Patients also showed pain relief and decreased disability without worsening kidney function.
Gout can be severe among kidney transplant recipients due to their decreased renal urate excretion, but pegloticase can rapidly metabolize urate. In this study, researchers administered 8 mg of pegloticase to patients every 2 weeks in addition to gout flare prophylaxis. Overall, 14 kidney transplant recipients with uncontrolled gout completed the 24-week treatment and reported less pain and gout flares than in other clinical studies.
Abdul Abdellatif, MD, FASN, board-certified nephrologist at Baylor College of Medicine and at CLS Health, discussed the PROTECT trial with Healio.
Healio: Can you describe the study design and method?
Abdellatif: This was a phase 4, multicenter, open-label, intention-to-treat trial to examine the efficacy and safety of pegloticase in kidney transplant patients with uncontrolled gout. Interestingly, in this study we were able to show better response and efficacy of this medication in kidney transplant patients on baseline immunosuppressive therapy.
We recruited patients who had received a kidney transplant at least 1 year prior and had been on stable immunosuppressive therapy for at least 3 months before entering the clinical trial. All patients had uncontrolled gout by definition of either having a recurrent flare or elevated uric acid while on urate lowering agents. These patients, on average, were having at least 5 flares during the year prior to entering the clinical trial. Based on these criteria, we selected patients suffering from uncontrolled gout just to ensure that we had the right patient population for the trial.
We studied the patients for 6 months with an additional 3 months of follow up. The study showed not only response to treatment (achieving a serum urate of less than 6 mg/dL at least 80% of the time during month 6), but also resolution of recurrent gout flares at the end of the treatment period.
Healio: What prompted your team to begin this research?
Abdellatif: The use of immunomodulation therapy to improve response rates to pegloticase has been increasing, which encouraged our research and added to the growing body of evidence that shows why this combination therapy can be more effective with minimal infusion reactions.
Healio: What is the clinical relevance of this research?
Abdellatif: When you compare the general population to the transplant population, the transplant population has about a 10 times greater chance of developing gout. That's because of the medication effect and their chronic kidney disease status. Even post-transplant, these patients are still considered CKD patients. In addition, the medications that we give them to prevent transplant rejection can increase the uric acid level in their blood. Therefore, transplant patients have 10 times higher prevalence of gout compared to the general population.
Healio: Do you have future plans for this research topic?

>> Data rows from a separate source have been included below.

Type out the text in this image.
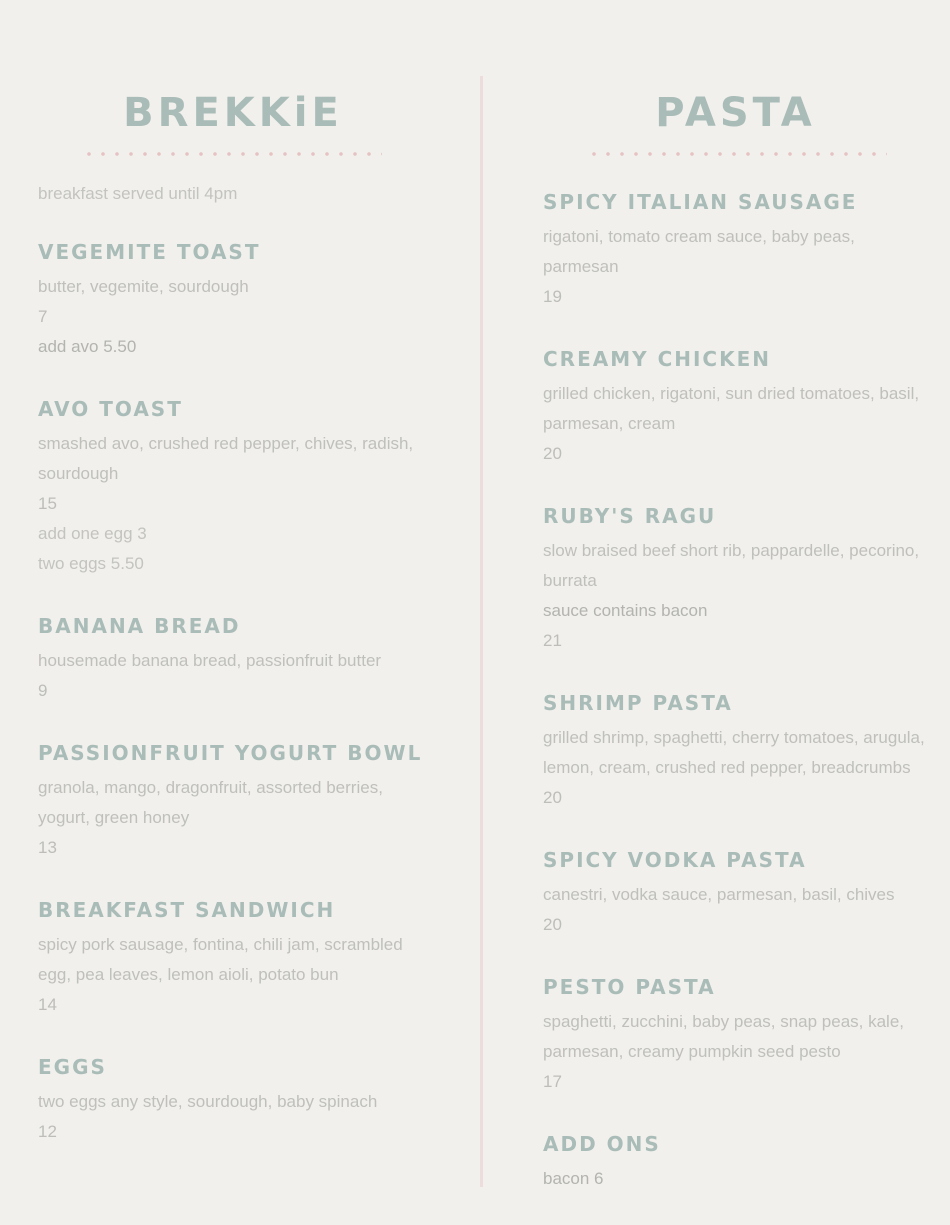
BREKKiE
breakfast served until 4pm
VEGEMITE TOAST
butter, vegemite, sourdough
7
add avo 5.50
AVO TOAST
smashed avo, crushed red pepper, chives, radish, sourdough
15
add one egg 3
two eggs 5.50
BANANA BREAD
housemade banana bread, passionfruit butter
9
PASSIONFRUIT YOGURT BOWL
granola, mango, dragonfruit, assorted berries, yogurt, green honey
13
BREAKFAST SANDWICH
spicy pork sausage, fontina, chili jam, scrambled egg, pea leaves, lemon aioli, potato bun
14
EGGS
two eggs any style, sourdough, baby spinach
12
PASTA
SPICY ITALIAN SAUSAGE
rigatoni, tomato cream sauce, baby peas, parmesan
19
CREAMY CHICKEN
grilled chicken, rigatoni, sun dried tomatoes, basil, parmesan, cream
20
RUBY'S RAGU
slow braised beef short rib, pappardelle, pecorino, burrata
sauce contains bacon
21
SHRIMP PASTA
grilled shrimp, spaghetti, cherry tomatoes, arugula, lemon, cream, crushed red pepper, breadcrumbs
20
SPICY VODKA PASTA
canestri, vodka sauce, parmesan, basil, chives
20
PESTO PASTA
spaghetti, zucchini, baby peas, snap peas, kale, parmesan, creamy pumpkin seed pesto
17
ADD ONS
bacon 6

Abdellatif: Our plan is to look at long-term benefits of controlling gout because it has been shown in several meta-analyses of datasets from the United States that patients who develop gout after transplant have increased risk for transplant complications and rapid progression to end-stage renal disease compared to the ones who do not develop gout. In addition, we're seeing some hemodynamic benefit in treating gout in this patient population. In fact, during the PROTECT trial, we saw a reduction in systolic, diastolic, and mean arterial blood pressure during treatment, which was sustained in the follow-up period. It did not have any negative effect on the kidney function during the clinical trial compared to baseline.
Healio: Is there anything you would like to add?
Abdellatif: The growing data on combination immunomodulation therapy in treating uncontrolled gout prompted the MIRROR randomized controlled trial. This trial showed similar, significantly improved efficacy and reduction in infusion reaction rates.